Zur Frage der Information der Vertretungskörperschaft über alle Bewerberinnen und Bewerber:

Nach Art. 33 Abs. 2 GG hat jeder Deutsche nach seiner Eignung, Befähigung und fachlichen Leistung gleichen Zugang zu jedem öffentlichen Amte (hergebrachter Grundsatz des Berufsbeamtentums). Auf alle, im Bewerbungsverfahren insoweit zu beachtenden Grundsätze, wird an dieser Stelle nicht eingegangen. Es wird lediglich darauf hingewiesen,  dass die Grundsätze nach Auffassung des OVG unter anderem erfordern, dass dem Wahlgremium (der Vertretungskörperschaft) für die Wahl die Namen aller  Bewerberinnen und Bewerber, ihr jeweiliger beruflicher Werdegang oder ihre Fähigkeiten und Erfahrungen bekannt sein müssen. Ohne Bekanntgabe einer vollständigen Bewerberliste könne eine Auswahlentscheidung nach Art. 33 Abs. 2 GG nicht getroffen werden, weil das Wahlgremium bei seiner Entscheidung  nicht von einem zutreffenden Sachverhalt ausgehen könne. Nur in Kenntnis des zutreffenden Sachverhalts (Kenntnis aller Bewerberinnen und Bewerber einschließlich deren Eignung, Befähigung und fachlicher Leistung) könne und müsse die Vertretungskörperschaft den/die Vorgeschlagene/n wählen oder die Wahl ablehnen. Den Einwand, die Eignungseinschätzung sei aufgrund des Vorschlagsrechts ausschließlich vom Hauptverwaltungsbeamten zu treffen, ließ das OVG nicht gelten. Das OVG führte dazu aus, dass die Wahlentscheidung voraussetze, dass der Vertretungskörperschaft die für die Bestenauslese maßgebenden Umstände des Wahlvorschlags bekannt sein müssen.

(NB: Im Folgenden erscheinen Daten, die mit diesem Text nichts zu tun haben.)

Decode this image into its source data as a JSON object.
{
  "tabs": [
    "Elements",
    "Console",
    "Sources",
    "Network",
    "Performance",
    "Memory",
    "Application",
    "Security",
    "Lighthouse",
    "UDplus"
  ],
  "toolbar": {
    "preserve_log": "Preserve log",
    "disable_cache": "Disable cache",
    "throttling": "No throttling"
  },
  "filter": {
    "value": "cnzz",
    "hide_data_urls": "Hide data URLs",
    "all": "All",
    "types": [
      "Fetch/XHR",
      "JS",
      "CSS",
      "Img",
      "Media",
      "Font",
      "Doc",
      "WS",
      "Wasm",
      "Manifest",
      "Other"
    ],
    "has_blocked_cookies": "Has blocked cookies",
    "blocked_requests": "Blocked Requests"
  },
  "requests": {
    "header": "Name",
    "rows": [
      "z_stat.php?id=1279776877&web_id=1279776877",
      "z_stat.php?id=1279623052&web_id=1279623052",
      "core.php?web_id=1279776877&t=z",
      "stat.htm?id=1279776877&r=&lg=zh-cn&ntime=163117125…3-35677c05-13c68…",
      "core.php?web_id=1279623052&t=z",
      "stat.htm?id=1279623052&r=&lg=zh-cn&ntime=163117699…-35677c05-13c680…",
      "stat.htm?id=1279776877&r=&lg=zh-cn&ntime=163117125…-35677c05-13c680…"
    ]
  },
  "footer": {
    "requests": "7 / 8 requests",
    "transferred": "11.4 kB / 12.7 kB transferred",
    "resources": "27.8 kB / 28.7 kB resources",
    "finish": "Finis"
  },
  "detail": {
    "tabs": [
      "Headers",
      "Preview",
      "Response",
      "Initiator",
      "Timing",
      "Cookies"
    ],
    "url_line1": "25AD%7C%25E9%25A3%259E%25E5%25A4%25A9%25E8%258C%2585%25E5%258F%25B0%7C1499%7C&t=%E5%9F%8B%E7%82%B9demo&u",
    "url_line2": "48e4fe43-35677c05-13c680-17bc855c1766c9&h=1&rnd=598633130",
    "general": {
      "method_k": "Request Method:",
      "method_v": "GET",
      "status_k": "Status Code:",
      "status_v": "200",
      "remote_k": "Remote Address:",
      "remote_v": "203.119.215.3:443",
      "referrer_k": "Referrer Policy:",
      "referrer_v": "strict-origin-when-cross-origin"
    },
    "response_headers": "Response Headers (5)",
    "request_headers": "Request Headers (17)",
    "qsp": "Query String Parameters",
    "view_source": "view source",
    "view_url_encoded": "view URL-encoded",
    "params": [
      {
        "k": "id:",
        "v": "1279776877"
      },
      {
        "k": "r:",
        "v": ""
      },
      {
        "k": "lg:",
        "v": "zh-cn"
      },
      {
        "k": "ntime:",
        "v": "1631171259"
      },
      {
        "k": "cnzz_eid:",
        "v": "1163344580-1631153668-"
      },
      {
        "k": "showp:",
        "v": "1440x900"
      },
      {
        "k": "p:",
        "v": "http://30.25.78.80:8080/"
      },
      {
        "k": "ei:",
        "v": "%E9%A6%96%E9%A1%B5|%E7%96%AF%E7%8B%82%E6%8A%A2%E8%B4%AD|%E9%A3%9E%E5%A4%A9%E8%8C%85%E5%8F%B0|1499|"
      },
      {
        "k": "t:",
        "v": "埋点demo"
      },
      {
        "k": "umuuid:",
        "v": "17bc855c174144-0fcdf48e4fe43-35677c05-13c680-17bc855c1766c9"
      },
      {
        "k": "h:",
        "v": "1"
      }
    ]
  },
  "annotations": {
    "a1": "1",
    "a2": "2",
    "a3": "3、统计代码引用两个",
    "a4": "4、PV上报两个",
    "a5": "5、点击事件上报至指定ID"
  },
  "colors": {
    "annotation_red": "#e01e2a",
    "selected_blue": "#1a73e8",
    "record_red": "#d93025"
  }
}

Das OVG geht  damit in seiner Entscheidung nicht näher auf die Frage ein, ob, und wenn ja inwieweit, das Vorschlagsrecht des Hauptverwaltungsbeamten eine Einschränkung der dargestellten Grundsätze zulässt. Es verweist allerdings auf den Aufsatz von Herrmann (a.a.O.), in dem auch ausgeführt wird, dass die Stellung des Hauptverwaltungsbeamten bei der Bestellung (Anm.: Wahl) von Beigeordneten im Kommunalverfassungsrecht des Landes Brandenburg am stärksten ausgeprägt ist. Die Mitglieder der Gemeindevertretung bzw. des Kreistages seien darauf beschränkt, Personalvorschläge des Hauptverwaltungsbeamten abzulehnen oder anzunehmen. Herrmann verweist jedoch auch darauf, dass es für eine Wahlentscheidung auf die detailgenaue Würdigung der Bewerbungsunterlagen im Einzelfall ankomme.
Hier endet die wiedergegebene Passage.